Por fin, después de un rato, lo hizo y, de un tirón, pudo coger la capa. Más tarde, creó una ilusión idéntica y salió por la ventana con la capa y con la llave mágica que iba dentro.

Sin dudarlo, ascendió a la base de la colina más grande, utilizó la llave para abrir la roca y una por una abrió las cárceles mágicas, liberando a los niños.

-¡Tranquilos, pequeños, tranquilos! -les dijo-. Voy a llevaros con vuestros padres.

Cuando los vecinos le vieron llegar con todos sus hijos alrededor, no daban crédito. No pudieron contener las lágrimas ni los saltos de alegría. Aun así todo lo hicieron en susurros pues Adelarius quería que el alcalde no supiera nada hasta el día posterior. Tal como había planeado, sabía que tenía que enfrentarse al mago cuando ya le hubiera vencido y es así como lo había hecho. El alcalde ya no tenía a los niños y, sin la capa, tampoco conservaba el poder mágico.

Al día siguiente, el alcalde se levantó en su casa y lo primero que observó fue que ya o había niebla, todo el poblado estaba en las calles y había...¡niños por todas partes!

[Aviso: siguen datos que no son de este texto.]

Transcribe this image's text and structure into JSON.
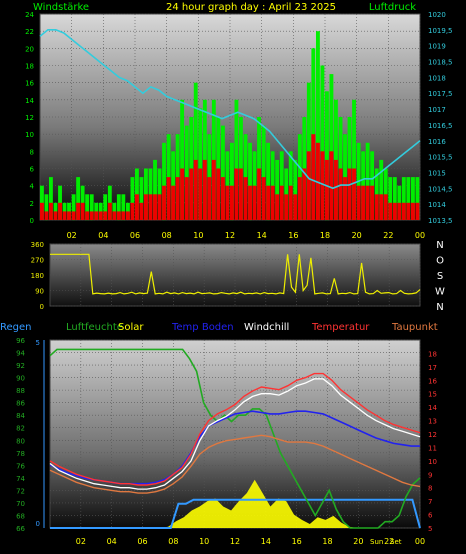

Salió de su casa corriendo y, cuando se cruzaba con la gente, comprobó que nadie la saludaba, que no le tenían miedo, y menos aún le guardaban respeto. Se plantó en la alcaldía y allí se encontró con Adelarius.

-¿Es usted el causante de todo esto? -le dijo enfadado-. Voy a destruirle con mi poder.

Adelarius movió los dedos e hizo desaparecer la ilusión de la capa. 

-Me temo que no -le dijo-, ya le he vencido yo antes. Ahora creo que las gentes de Marmaburgo van a juzgarle.

Y así fue como el alcalde fue condenado a trabajar para el pueblo durante toda su vida y, aunque nunca consiguió reír, tuvo que soportar que el resto si lo hiciera, sobre todo con las representaciones de Adelarius. Este fue tan querido por todos que, cuando pasaba por el pueblo, todos querían invitarle a comer, a cenar y a quedara el mayor tiempo posible. El siempre aceptó con una sonrisa.